La realidad es que los acuerdos como el T-MEC son necesarios y deben llevarse a cabo con una visión clara de lo que se pretende alcanzar. Pero el quid de la cuestión radica en las condiciones que rodean estas negociaciones. Después de tres décadas de presencia del TLC y de sus sucesores, resulta crucial reflexionar sobre las lecciones aprendidas, las debilidades expuestas y las nuevas estrategias que se deben adoptar en un entorno que cambia vertiginosamente.
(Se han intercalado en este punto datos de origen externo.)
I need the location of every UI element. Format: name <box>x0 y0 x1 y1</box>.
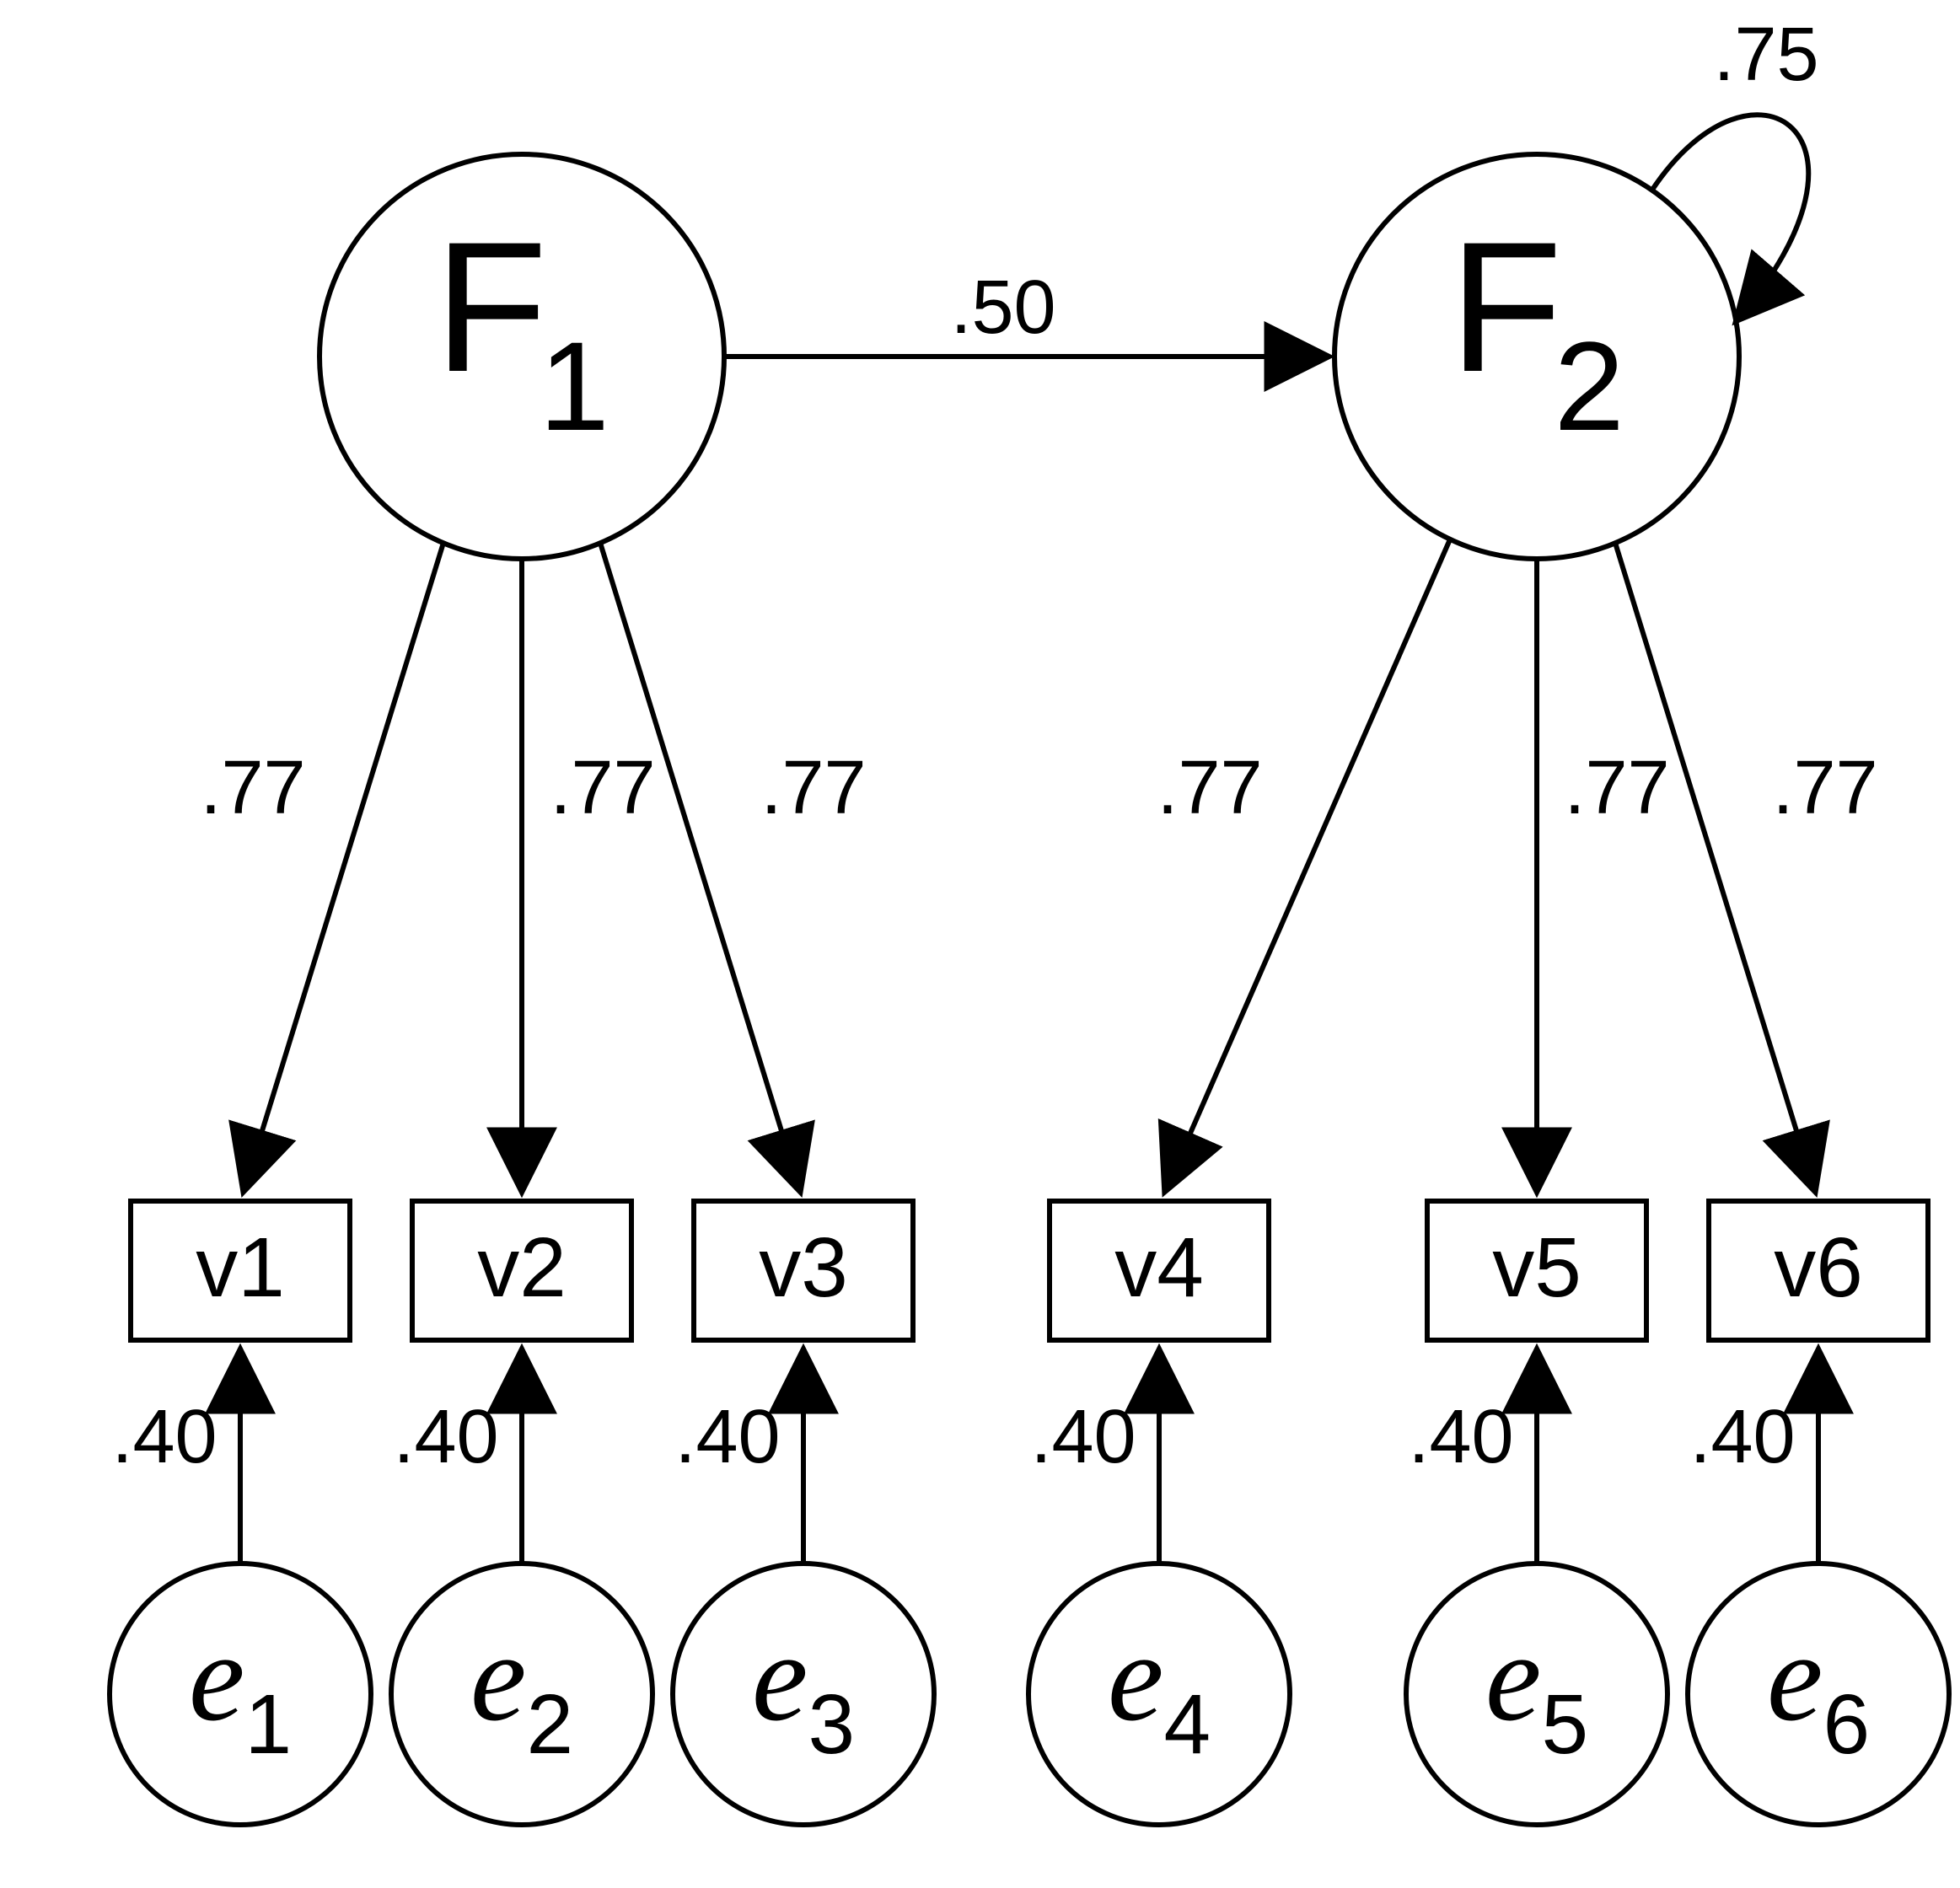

Las respuestas no son solo un intercambio de mercancías; son un diálogo sobre lo que significa ser parte de una economía global, donde cada país aporta y recibe en función de sus circunstancias.

 

Aun así, hay quienes todavía insisten en que la autosuficiencia alimentaria es la panacea para los males económicos. Pero en un mercado globalizado, esa noción puede ser tan ilusoria como un espejismo. La pregunta de “¿a quién le vendo?” debe resonar con fuerza en la mente de quienes diseñan políticas públicas. Cada nación tiene sus fortalezas y debilidades, y el verdadero arte del comercio reside en encontrar un punto medio donde se puedan equilibrar las ventajas y desventajas.

 

El sector agropecuario mexicano, por desgracia, ha padecido una falta de apoyo robusto que ha empañado sus posibilidades de competir en igualdad de condiciones. Si bien es cierto que la proximidad al mercado más grande del mundo –el estadounidense– ha ofrecido oportunidades sin precedentes, también ha puesto de manifiesto la fragilidad estructural de nuestra economía. En este contexto, los tratados deben servir como plataformas que garanticen no solo acceso, sino también condiciones equitativas.

 

Así, mientras se discuten y se reconfiguran acuerdos comerciales, lo que no puede ser objeto de debate es la necesidad de involucrarse en el tejido de la economía norteamericana. México ha recorrido un largo camino desde la firma del TLC y, después de 30 años, la pregunta que nos queda es cómo podemos avanzar hacia un futuro donde nuestra participación sea realmente ventajosa. Un futuro donde los tratados no sean solo un compromiso, sino una promesa de bienestar y desarrollo para todos los involucrados. Al final del día, en esta compleja danza de intereses, la palabra clave sigue siendo “acuerdo” y la certeza de que, en esta era de globalización, el diálogo es la única vía viable.